We can recognize what is essential for us and discern the right next step for us. 

 

Otherwise, the noise and other things clamoring for our attention can drown this out. 

 

As I sit here writing to you from my quiet home, I consider the next time life and laughter will fill it – this weekend! I am also thinking about the peace that can come with quietness. When I am quiet with myself, there can be grief with silence, too. It stands in contrast to how things “were” and can make us wonder if this is “good?”, “Normal?”, “Right?”, because it is different,

 

So, these are the three things I have been reminding myself of to help me embrace this “quiet season” and what is coming. I’ll call them the “Get quiet and”.

  1.  Get quiet and curious. Whether things are quiet or you long for it, make it happen. Take time to get quiet and create space to be curious in whatever way you can. Ask yourself, what do I want to see ahead? How would I like to come out on the other side of this? How can I lean more into what makes me curious that I could lose lots of time thinking about? What do I want to learn more about or be more about? 
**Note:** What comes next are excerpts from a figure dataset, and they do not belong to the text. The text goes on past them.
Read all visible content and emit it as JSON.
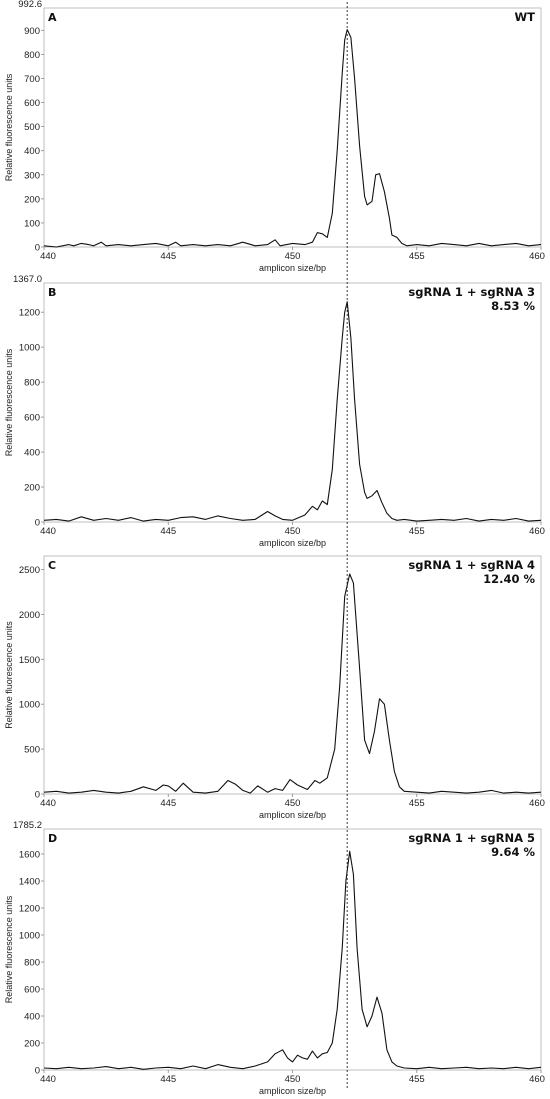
{
  "chart_data": [
    {
      "type": "line",
      "panel": "A",
      "title": "WT",
      "subtitle": "",
      "ymax_label": "992.6",
      "xlabel": "amplicon size/bp",
      "ylabel": "Relative fluorescence units",
      "xlim": [
        440,
        460
      ],
      "ylim": [
        0,
        992.6
      ],
      "xticks": [
        440,
        445,
        450,
        455,
        460
      ],
      "yticks": [
        0,
        100,
        200,
        300,
        400,
        500,
        600,
        700,
        800,
        900
      ],
      "x": [
        440.0,
        440.5,
        441.0,
        441.2,
        441.5,
        441.8,
        442.0,
        442.3,
        442.5,
        443.0,
        443.5,
        444.0,
        444.5,
        445.0,
        445.3,
        445.5,
        446.0,
        446.5,
        447.0,
        447.5,
        448.0,
        448.5,
        449.0,
        449.3,
        449.5,
        450.0,
        450.5,
        450.8,
        451.0,
        451.2,
        451.4,
        451.6,
        451.8,
        452.0,
        452.1,
        452.2,
        452.35,
        452.5,
        452.7,
        452.9,
        453.0,
        453.2,
        453.35,
        453.5,
        453.7,
        453.9,
        454.0,
        454.2,
        454.4,
        454.6,
        455.0,
        455.5,
        456.0,
        456.5,
        457.0,
        457.5,
        458.0,
        458.5,
        459.0,
        459.5,
        460.0
      ],
      "values": [
        5,
        0,
        10,
        5,
        15,
        10,
        5,
        20,
        5,
        10,
        5,
        10,
        15,
        5,
        20,
        5,
        10,
        5,
        10,
        5,
        20,
        5,
        10,
        30,
        5,
        15,
        10,
        20,
        60,
        55,
        40,
        140,
        400,
        720,
        860,
        903,
        870,
        700,
        420,
        210,
        175,
        190,
        300,
        305,
        230,
        120,
        50,
        40,
        15,
        5,
        10,
        5,
        15,
        10,
        5,
        15,
        5,
        10,
        15,
        5,
        10
      ]
    },
    {
      "type": "line",
      "panel": "B",
      "title": "sgRNA 1 + sgRNA 3",
      "subtitle": "8.53 %",
      "ymax_label": "1367.0",
      "xlabel": "amplicon size/bp",
      "ylabel": "Relative fluorescence units",
      "xlim": [
        440,
        460
      ],
      "ylim": [
        0,
        1367.0
      ],
      "xticks": [
        440,
        445,
        450,
        455,
        460
      ],
      "yticks": [
        0,
        200,
        400,
        600,
        800,
        1000,
        1200
      ],
      "x": [
        440.0,
        440.5,
        441.0,
        441.5,
        442.0,
        442.5,
        443.0,
        443.5,
        444.0,
        444.5,
        445.0,
        445.5,
        446.0,
        446.5,
        447.0,
        447.5,
        448.0,
        448.5,
        449.0,
        449.3,
        449.6,
        450.0,
        450.5,
        450.8,
        451.0,
        451.2,
        451.4,
        451.6,
        451.8,
        452.0,
        452.1,
        452.2,
        452.35,
        452.5,
        452.7,
        452.9,
        453.0,
        453.2,
        453.4,
        453.6,
        453.8,
        454.0,
        454.2,
        454.5,
        455.0,
        455.5,
        456.0,
        456.5,
        457.0,
        457.5,
        458.0,
        458.5,
        459.0,
        459.5,
        460.0
      ],
      "values": [
        10,
        15,
        5,
        30,
        10,
        20,
        10,
        25,
        5,
        15,
        10,
        25,
        30,
        15,
        35,
        20,
        10,
        15,
        60,
        35,
        15,
        10,
        40,
        90,
        70,
        120,
        100,
        300,
        700,
        1050,
        1200,
        1260,
        1050,
        700,
        330,
        170,
        135,
        150,
        180,
        110,
        50,
        20,
        10,
        15,
        5,
        10,
        15,
        10,
        20,
        5,
        15,
        10,
        20,
        5,
        10
      ]
    },
    {
      "type": "line",
      "panel": "C",
      "title": "sgRNA 1 + sgRNA 4",
      "subtitle": "12.40 %",
      "ymax_label": "",
      "xlabel": "amplicon size/bp",
      "ylabel": "Relative fluorescence units",
      "xlim": [
        440,
        460
      ],
      "ylim": [
        0,
        2650
      ],
      "xticks": [
        440,
        445,
        450,
        455,
        460
      ],
      "yticks": [
        0,
        500,
        1000,
        1500,
        2000,
        2500
      ],
      "x": [
        440.0,
        440.5,
        441.0,
        441.5,
        442.0,
        442.5,
        443.0,
        443.5,
        444.0,
        444.5,
        444.8,
        445.0,
        445.3,
        445.6,
        446.0,
        446.5,
        447.0,
        447.4,
        447.7,
        448.0,
        448.3,
        448.6,
        449.0,
        449.3,
        449.6,
        449.9,
        450.2,
        450.6,
        450.9,
        451.1,
        451.4,
        451.7,
        451.9,
        452.1,
        452.3,
        452.45,
        452.7,
        452.9,
        453.1,
        453.3,
        453.5,
        453.7,
        453.9,
        454.1,
        454.3,
        454.5,
        455.0,
        455.5,
        456.0,
        456.5,
        457.0,
        457.5,
        458.0,
        458.5,
        459.0,
        459.5,
        460.0
      ],
      "values": [
        20,
        30,
        10,
        20,
        40,
        20,
        10,
        30,
        80,
        40,
        100,
        90,
        30,
        120,
        20,
        10,
        30,
        150,
        110,
        40,
        10,
        90,
        20,
        60,
        40,
        160,
        100,
        50,
        150,
        120,
        180,
        500,
        1200,
        2200,
        2450,
        2350,
        1400,
        600,
        450,
        700,
        1060,
        1000,
        600,
        250,
        80,
        30,
        20,
        10,
        30,
        20,
        10,
        20,
        40,
        10,
        20,
        10,
        20
      ]
    },
    {
      "type": "line",
      "panel": "D",
      "title": "sgRNA 1 + sgRNA 5",
      "subtitle": "9.64 %",
      "ymax_label": "1785.2",
      "xlabel": "amplicon size/bp",
      "ylabel": "Relative fluorescence units",
      "xlim": [
        440,
        460
      ],
      "ylim": [
        0,
        1785.2
      ],
      "xticks": [
        440,
        445,
        450,
        455,
        460
      ],
      "yticks": [
        0,
        200,
        400,
        600,
        800,
        1000,
        1200,
        1400,
        1600
      ],
      "x": [
        440.0,
        440.5,
        441.0,
        441.5,
        442.0,
        442.5,
        443.0,
        443.5,
        444.0,
        444.5,
        445.0,
        445.5,
        446.0,
        446.5,
        447.0,
        447.5,
        448.0,
        448.5,
        449.0,
        449.3,
        449.6,
        449.8,
        450.0,
        450.2,
        450.4,
        450.6,
        450.8,
        451.0,
        451.2,
        451.4,
        451.6,
        451.8,
        452.0,
        452.15,
        452.3,
        452.45,
        452.6,
        452.8,
        453.0,
        453.2,
        453.4,
        453.6,
        453.8,
        454.0,
        454.2,
        454.5,
        455.0,
        455.5,
        456.0,
        456.5,
        457.0,
        457.5,
        458.0,
        458.5,
        459.0,
        459.5,
        460.0
      ],
      "values": [
        15,
        10,
        20,
        10,
        15,
        25,
        10,
        20,
        5,
        15,
        20,
        10,
        30,
        10,
        40,
        20,
        10,
        30,
        60,
        120,
        150,
        90,
        60,
        110,
        90,
        80,
        140,
        90,
        120,
        130,
        200,
        450,
        900,
        1400,
        1620,
        1450,
        900,
        450,
        320,
        400,
        540,
        420,
        150,
        60,
        30,
        15,
        10,
        20,
        10,
        15,
        20,
        10,
        15,
        10,
        20,
        10,
        20
      ]
    }
  ]
}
  2. Get quiet and alone. 10 min quiet and alone. Meditate, pray, observe your thoughts. There is so much evidence that 10 minutes a day of quiet meditation can rewire our minds and positively impact how we show compassion to ourselves and others. 



  3. Get quiet and honest. Get quiet and honestly reevaluate where you are. Don’t hide. If you are overfilling your days, what is motivating this? What is this activity helping distract you from? If you are avoiding adding things to your schedule, the very things that align with your values and would fuel you, why? Don’t hide from what makes you wake up. And consider if you are numbing with things that can make you psychologically “fall asleep.” Lastly, don’t hide from the ones who love you and, most importantly, yourself. 



I am excited about this new quiet season, the personal and work goals I have set, and the new opportunities I see and feel rising. 

 

But of course, I am also afraid. 

 

We all crave familiarity, and when we go through change and differences, we can self-sabotage to return to what is familiar. Let's be more honest and open about what we want and need. 

 

Let’s make the time to get quiet so we can know what these things are and be ready to recognize and welcome them. 

 

How about you? Are there any “get quiet” strategies you have found that work? 

 

I look forward to your ideas on welcoming and benefiting from quiet.